1) Yes 2) Yes and 3) Yes.

And I'm proud of you. Would you like a humanitarian award?

The first question was not closed ended. In response to your answer of my second question, maybe, just maybe, they're not the ones who have issues? The third sentence was a statement, so it required no answer. Oh and yes, I would like a humanitarian award...|
 
it kills me too
i used to feel like that since i was a kid but now when i grew up it's worse cause i'm 5'7
and ofcourse i lose my mind when someone is taller
but lately i decided to be positive about that
i lost some weight and i'm going to make some muscles
i met someone who was so hot and taller and all but it made me feel so good when i found out that his english sucks and when i saw his feet (which was ugly) lol

just act positive about that
 
My friends always say they hate that I am hotter than them and that I get more attention.

I don't like being on my end of this. They pick fights with me for nearly any reason and they don't get it when I tell them I don't like when people like me for what I look like. There is more to it than that and it makes me get a whole bunch of duds crawling at me.
 
I have a straight friend that tells me how he's hotter than me. Whenever we go out to the bars, the gay guys practically try to rape him and all the women flock to me. It's ironic.

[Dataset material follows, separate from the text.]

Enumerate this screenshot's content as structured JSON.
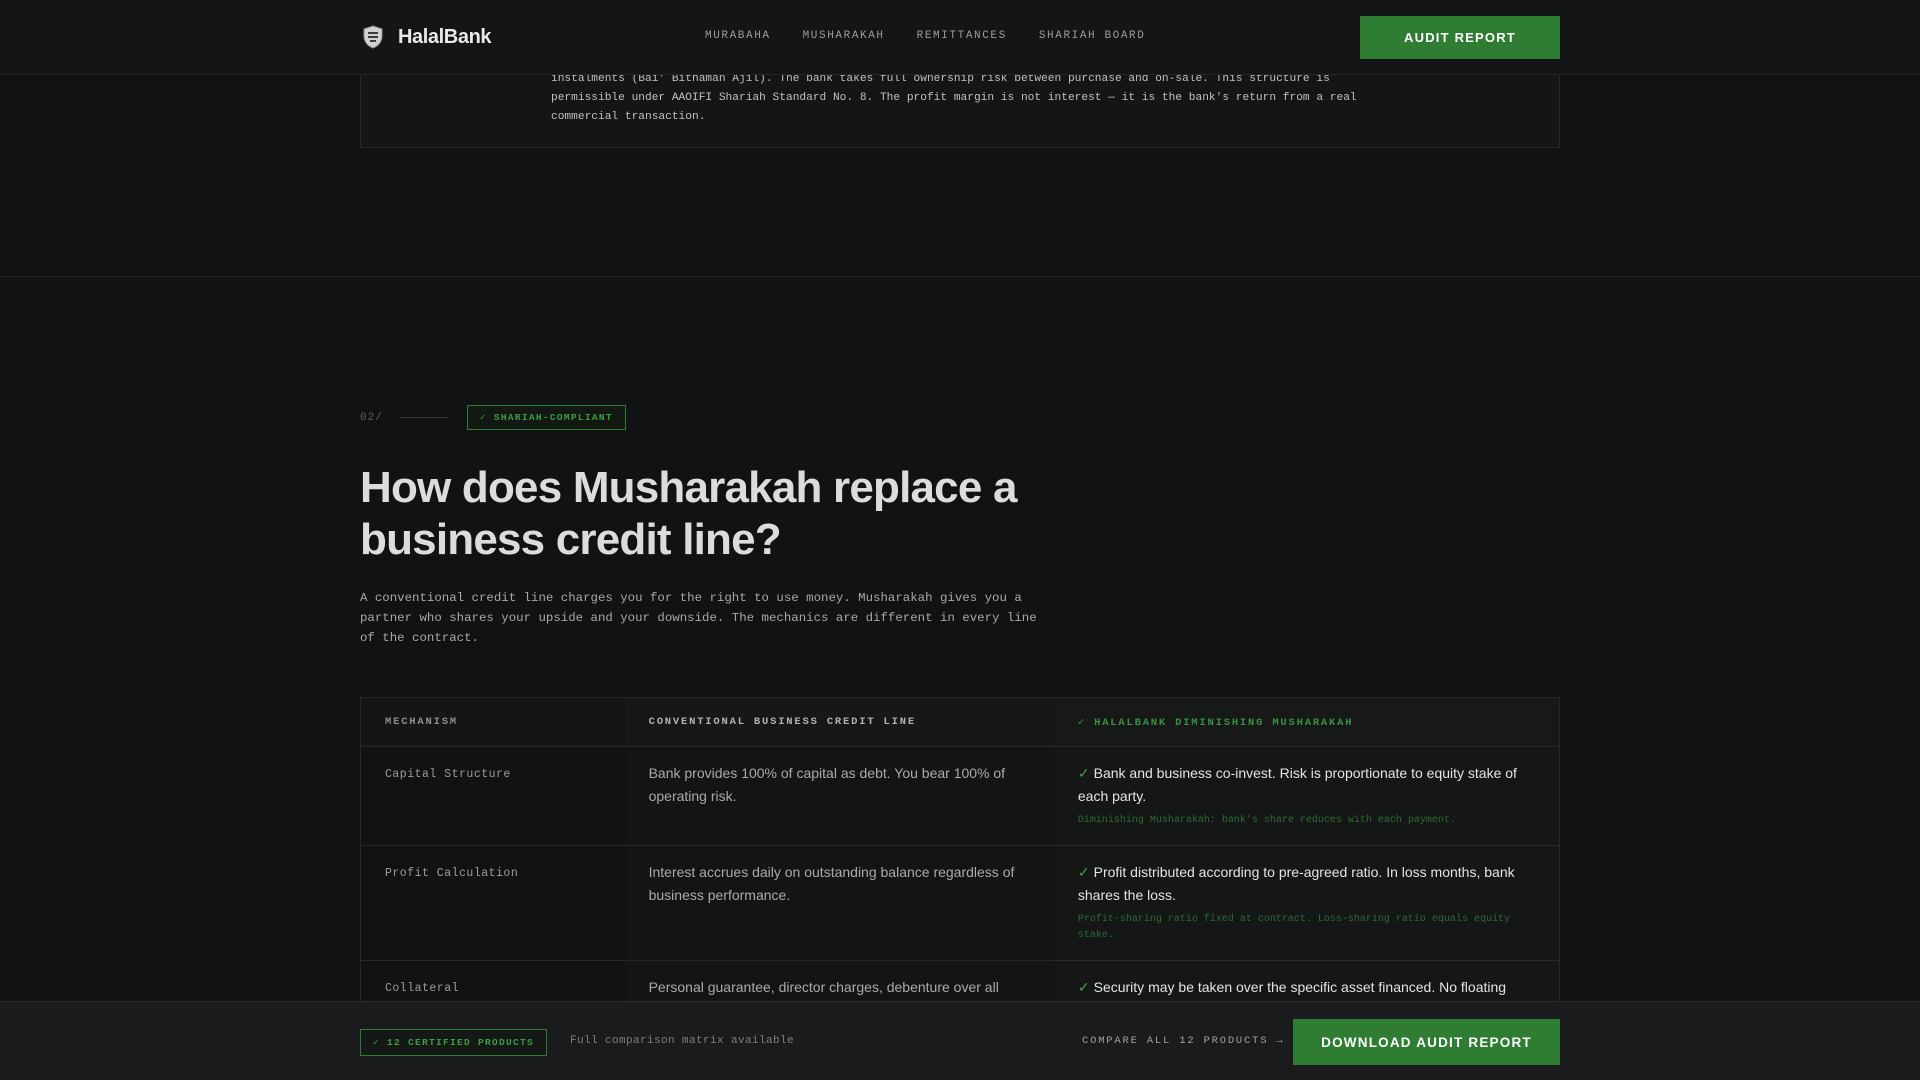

Though, it does kinda show that looks are in the eye of the beholder. Guess we just have different appeal.
 
This is an interesting question because I have experienced this phenomena from both sides. In my normal group of friends I was considered the hottie. When we went out I was the one guys would cruise or send drinks. Once when we roadtripped to Miami and we are dancing in a group in a club, a guy comes up and hands me an invitation to a party and whispers "only you." I did not go, of course. My friends were generally cool about it all, but one friend showed real jealousy. I once overheard him telling someone "all beauty and no brains." Another tactic was to try to get guys to believe I was his plaything and that through him they could have me. Lotta bs to put up with.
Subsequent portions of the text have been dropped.